小孩一屁股坐在地上,委屈得抱著祝九歌的腿,就邊蹬腿邊嚎啕大哭。
「哇嗚嗚嗚我不要跟師父分開!我不要!誰讓我走,我就把他鯊了!把太初鯊了,通通鯊了!嗚嗚嗚……」
須彌居里聽取哇聲一片。
「啪!」
一聲脆響。
祝九歌把筷子重重拍在桌上。
震得桌上的紅燒鐵甲牛都跟著抖了三抖。
哭聲戛然而止。
所有人都看向她。
「我懂了。」
祝九歌冷笑一聲,雙手抱胸,居高臨下地掃視面前的大大小小,工藤新一上身。
「呵,你們這點小心思,以為能瞞得倒我?從實招來吧。
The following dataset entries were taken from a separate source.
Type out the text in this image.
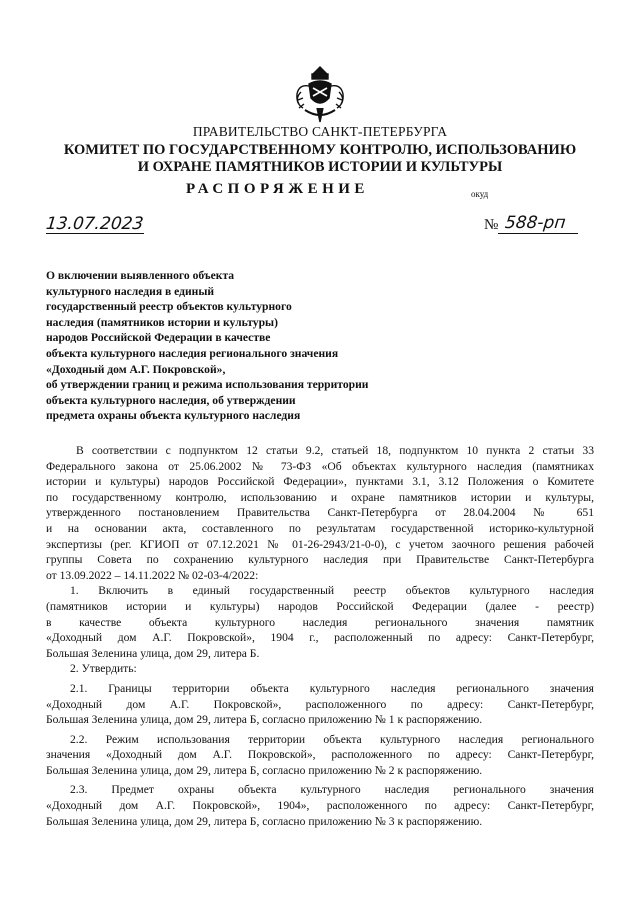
ПРАВИТЕЛЬСТВО САНКТ-ПЕТЕРБУРГА
КОМИТЕТ ПО ГОСУДАРСТВЕННОМУ КОНТРОЛЮ, ИСПОЛЬЗОВАНИЮ
И ОХРАНЕ ПАМЯТНИКОВ ИСТОРИИ И КУЛЬТУРЫ
РАСПОРЯЖЕНИЕ	окуд
13.07.2023	№ 588-рп
О включении выявленного объекта
культурного наследия в единый
государственный реестр объектов культурного
наследия (памятников истории и культуры)
народов Российской Федерации в качестве
объекта культурного наследия регионального значения
«Доходный дом А.Г. Покровской»,
об утверждении границ и режима использования территории
объекта культурного наследия, об утверждении
предмета охраны объекта культурного наследия
В соответствии с подпунктом 12 статьи 9.2, статьей 18, подпунктом 10 пункта 2 статьи 33
Федерального закона от 25.06.2002 № 73-ФЗ «Об объектах культурного наследия (памятниках
истории и культуры) народов Российской Федерации», пунктами 3.1, 3.12 Положения о Комитете
по государственному контролю, использованию и охране памятников истории и культуры,
утвержденного постановлением Правительства Санкт-Петербурга от 28.04.2004 № 651
и на основании акта, составленного по результатам государственной историко-культурной
экспертизы (рег. КГИОП от 07.12.2021 № 01-26-2943/21-0-0), с учетом заочного решения рабочей
группы Совета по сохранению культурного наследия при Правительстве Санкт-Петербурга
от 13.09.2022 – 14.11.2022 № 02-03-4/2022:
1. Включить в единый государственный реестр объектов культурного наследия
(памятников истории и культуры) народов Российской Федерации (далее - реестр)
в качестве объекта культурного наследия регионального значения памятник
«Доходный дом А.Г. Покровской», 1904 г., расположенный по адресу: Санкт-Петербург,
Большая Зеленина улица, дом 29, литера Б.
2. Утвердить:
2.1. Границы территории объекта культурного наследия регионального значения
«Доходный дом А.Г. Покровской», расположенного по адресу: Санкт-Петербург,
Большая Зеленина улица, дом 29, литера Б, согласно приложению № 1 к распоряжению.
2.2. Режим использования территории объекта культурного наследия регионального
значения «Доходный дом А.Г. Покровской», расположенного по адресу: Санкт-Петербург,
Большая Зеленина улица, дом 29, литера Б, согласно приложению № 2 к распоряжению.
2.3. Предмет охраны объекта культурного наследия регионального значения
«Доходный дом А.Г. Покровской», 1904», расположенного по адресу: Санкт-Петербург,
Большая Зеленина улица, дом 29, литера Б, согласно приложению № 3 к распоряжению.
坦白從寬,抗拒從嚴!」
大小大小小小小大:「?」
滿院子的沉默是金。
「不說是吧?那我來說!」
祝九歌冷冷一笑,起身一個個走過他們,語氣動作極慢。
「一個送我丹藥讓我放鬆警惕,一個送我符紙讓我心生倦怠,一個送我衣裳讓我掉以輕心!」
她一頓,絲滑轉身。
「真相只有一個!都別裝了!這盆紅燒犀牛下了藥吧,打算把我放倒了之後,分完家產捲鋪蓋跑路吧?以為我會上你們這小當?」
眾人:「??」
好不容易醞釀出來的懂事、暖心、自我犧牲的偉大情緒。
瞬間被祝九歌幾句話碾得渣都不剩。
罪魁禍首說到這裡,一屁股坐下。
「你們想擺脫我?是不可能的,這輩子都別想。」
語氣大概參考了某一類人以「呵女人你……」為開頭時的自信。
院子裡安靜了三息。
姜謠最先反應過來,驚喜道:
「所以師父的意思,你不打算留在九霄?!」
姜謠眼睛亮得能反光,連帶著旁邊的幾個崽子也眼巴巴。
「睜大你們的眼睛看看,我現在可是這神殿唯一的至高神。」祝九歌往椅背上一靠,活脫脫土匪頭子,「既然是唯一,那當然是我說了算咯。只要不干擾萬界秩序,我想幹嘛幹嘛,想去哪去哪。」
院子裡三大五小面面相覷。
沉默片刻後,發出了強烈的爆鳴。
也不哭了也不發表感言了也不做飯了。
幾人一擁而上,將祝九歌團團圍住,嘴都笑裂了。
酒足飯飽。
姜謠湊到祝九歌跟前。
小孩仰著臉,滿眼好奇:
「師父師父,那個太初,是師父的娘親嗎?」
祝九歌摸著下巴琢磨了一下。
「算是吧。祂是萬界之源,可以這麼認為。」
夜安抓住了盲點:
「那師父小時候不聽話,太初會教訓你嗎?」
祝九歌想了想,坦然點頭:
「會。」
「但一般只撿自己愛聽的聽,雖然祂說的大多數我都不愛聽。」
夜安打開了新世界的大門。
「我也要學師父!」小魔丸滿臉驕傲,「以後只聽自己愛聽的!」
「啪。」
有人伸出神之一手,直接招呼過去。
阿離冷笑一聲。
「你以為這是誰都能學的?」他抱起胳膊,「太初之所以不管師父,是因為師父有讓太初放心退讓的能力。她惹了禍能自己平,天塌了她能自己頂回去。」
阿離頓了頓,瞥他一眼。
「你要是有這橫推萬界的能力,以後就算把天捅個窟窿,我都替你補上。至於現在?不好好聽話,你只會天天挨揍。」
他亮亮拳頭。
夜安:「……」
小孩被訓得一愣一愣的,他癟著嘴看著阿離,眼淚又開始在眼眶裡打轉,小聲嗶嗶:
「到底……到底我是師兄還是你是師兄啊……」
祝九歌看樂了,給他塞了個雞腿以示安撫。
於是悲傷就這麼水靈靈地從嘴裡順流成河了。